Had this happened a year later after changes to animal cruelty laws in May 2015, the men would’ve been found guilty.
“We’re looking at what we can do about it,” said SPCA chief executive Andrea Midgen.
Thwaites, 23, and Johnson, 24, said they were training their dogs to hold pigs when the actual footage was recorded. This involves dogs biting a pig in areas like its ears to keep it from running off while hunters catch up.
“If hunters wish to train their dogs on live pigs they will have to do so with great care so as not to commit a criminal offence,” said Judge Morris.
“Mr Thwaites and Mr Johnson can no longer, in my view, train dogs in this fashion because they are at grave risk of a judge finding that the pig suffered unreasonable pain and distress.”

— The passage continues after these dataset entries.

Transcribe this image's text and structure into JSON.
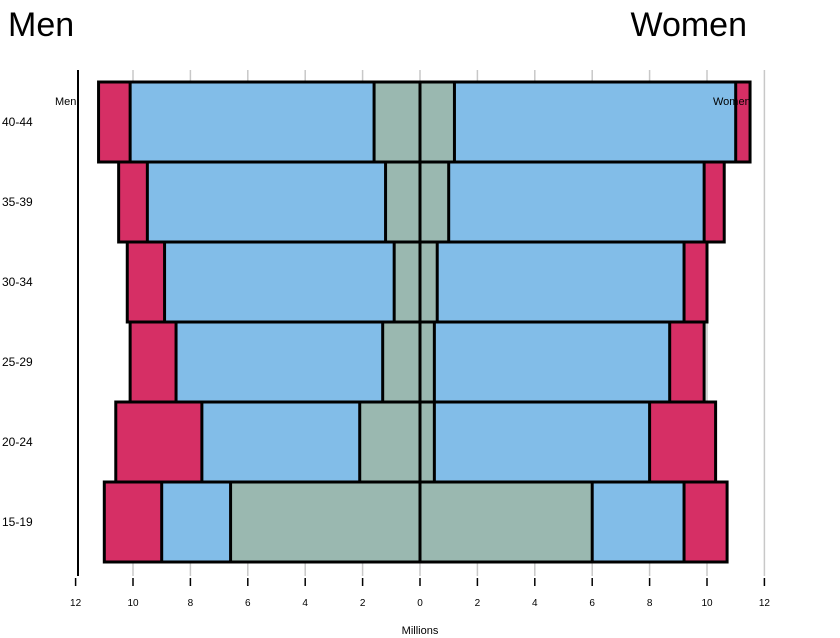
{
  "chart_data": {
    "type": "bar",
    "orientation": "horizontal",
    "layout": "population-pyramid",
    "left_title": "Men",
    "right_title": "Women",
    "left_inner_label": "Men",
    "right_inner_label": "Women",
    "xlabel": "Millions",
    "xlim": [
      -12,
      12
    ],
    "x_ticks": [
      -12,
      -10,
      -8,
      -6,
      -4,
      -2,
      0,
      2,
      4,
      6,
      8,
      10,
      12
    ],
    "x_tick_labels": [
      "12",
      "10",
      "8",
      "6",
      "4",
      "2",
      "0",
      "2",
      "4",
      "6",
      "8",
      "10",
      "12"
    ],
    "grid": "vertical",
    "categories": [
      "15-19",
      "20-24",
      "25-29",
      "30-34",
      "35-39",
      "40-44"
    ],
    "series": [
      {
        "color": "#9ab8b0",
        "men": [
          6.6,
          2.1,
          1.3,
          0.9,
          1.2,
          1.6
        ],
        "women": [
          6.0,
          0.5,
          0.5,
          0.6,
          1.0,
          1.2
        ]
      },
      {
        "color": "#82bde8",
        "men": [
          9.0,
          7.6,
          8.5,
          8.9,
          9.5,
          10.1
        ],
        "women": [
          9.2,
          8.0,
          8.7,
          9.2,
          9.9,
          11.0
        ]
      },
      {
        "color": "#d62f65",
        "men": [
          11.0,
          10.6,
          10.1,
          10.2,
          10.5,
          11.2
        ],
        "women": [
          10.7,
          10.3,
          9.9,
          10.0,
          10.6,
          11.5
        ]
      }
    ]
  }
}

Training in this manner may not be ideal, because hunting is about getting the kill but doing it in a respectful manner. On the other hand, dogs can lend a big hand in catching an animal.
At the end of the day, pig hunters do this to feed their families. That may not be true for every single one of them, but plenty of them do. If you’re going to use dogs, you’ll obviously have to train them at some point.
The length at which you let the dogs hold the pig is up to each individual, but there’s a line when it’s gone on too long and the animal needs to be put down. Whether that hold lasts for 2 seconds or 2 minutes, someone will always have something to say. The easiest way to avoid any issues is pretty simple, though. Don’t record it and put it on the internet.